Erbschaftsfundraising

Um ihren Spendenanteil im Erbschaftsmarkt zu steigern, müssen Hilfswerke deutlich mehr Zeit und Geld ins Erbschaften- und Legatemarketing investieren.

Das Erbschaftsfundraising hat enormes Potential. Doch Non-Profit-Organisationen in der Schweiz schöpfen es kaum aus. DeinAdieu.ch ermöglicht gemeinnützigen Organisationen, den milliardenschweren Markt digital zu erobern.

Von Bernhard Bircher-Suits

 

Darum gehts

  • Weshalb das Erbschaftsfundraising in Zukunft noch attraktiver werden sollte
  • Worauf Sie als Fundraiser achten müssen, um aus dem wachsenden Erbschaftsmarkt einen konkreten Nutzen zu ziehen
  • Wie Sie die digitalen Tools von DeinAdieu.ch erfolgreich im Erbschaftsfundraising einsetzen

In der Schweiz kämpfen Non-Profit-Organisationen gemäss «ZEWO-Spendenstatistik 2019» um ein Spendenvolumen von rund 1,91 Milliarden Franken.

Im Jahr 2019 gingen aber «nur» rund 250 Millionen Franken in Form von Erbschaften und Legaten bzw. Vermächtnissen an gemeinnützige Institutionen mit ZEWO-Gütesiegel. Diese Summe ist nur ein Bruchteil des riesigen und wachsenden Marktes, den nicht Gewinn orientierte Organisationen mit Hilfe eines aktiveren Erbschafts- und Legate-Marketings (ELM) ausschöpfen könnten.

Erbschaftsmarkt ist 95 Milliarden Franken gross

Wirtschaftsprofessor Marius Brülhart von der Universität Lausanne schätzt in einem Interview mit DeinAdieu.ch, dem ersten Schweizer Online-Portal zum selbstbestimmten Lebensende, dass die Bevölkerung in der Schweiz jährlich rund 95 Milliarden Franken vererbt.

DeinAdieu hat in einer repräsentativen Studie ermittelt, wie viel Hilfswerke von Erblassern erhalten.
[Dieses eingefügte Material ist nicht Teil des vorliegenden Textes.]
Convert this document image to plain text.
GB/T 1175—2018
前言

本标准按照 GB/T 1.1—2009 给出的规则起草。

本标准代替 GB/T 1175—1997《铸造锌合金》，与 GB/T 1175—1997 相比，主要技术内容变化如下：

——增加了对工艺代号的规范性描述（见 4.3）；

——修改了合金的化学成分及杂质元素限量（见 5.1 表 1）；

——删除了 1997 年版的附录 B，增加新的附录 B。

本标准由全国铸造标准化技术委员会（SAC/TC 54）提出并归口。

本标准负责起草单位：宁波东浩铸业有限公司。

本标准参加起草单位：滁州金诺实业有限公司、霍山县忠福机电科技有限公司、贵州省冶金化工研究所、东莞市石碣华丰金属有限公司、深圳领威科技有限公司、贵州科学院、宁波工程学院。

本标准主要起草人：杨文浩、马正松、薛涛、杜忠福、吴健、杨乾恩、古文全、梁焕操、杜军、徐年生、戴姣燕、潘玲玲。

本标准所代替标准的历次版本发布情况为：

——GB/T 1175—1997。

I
Resultat: 50’000 bis 80’000 Franken beträgt der Median pro Legat/Erbschaft an ein Hilfswerk. An der Studie mit dem Titel «Instrumente des Erbschafts- und Legatemarketings» haben 122 Schweizer Hilfswerke teilgenommen.

Hohe Pflichtteile lassen wenig Spielraum

Die Schweiz belegt nicht nur bezüglich dieser Zahl, sondern auch bezüglich des gesamten Erbvolumens in Europa den Spitzenplatz. Marius Brülhart sagt: «Dank der guten Altersrenten verzehren die meisten Menschen ihr Vermögen gegen Lebensende immer weniger.»

Doch warum fliesst nur ein verschwindend kleiner Anteil dieser enormen Erbmasse an wohltätige Organisationen? Professor Brülhart erklärt: «In der Schweiz lassen hohe Pflichtteile weniger Spielraum für Legate an Hilfswerke und andere ausserfamiliäre Empfänger.»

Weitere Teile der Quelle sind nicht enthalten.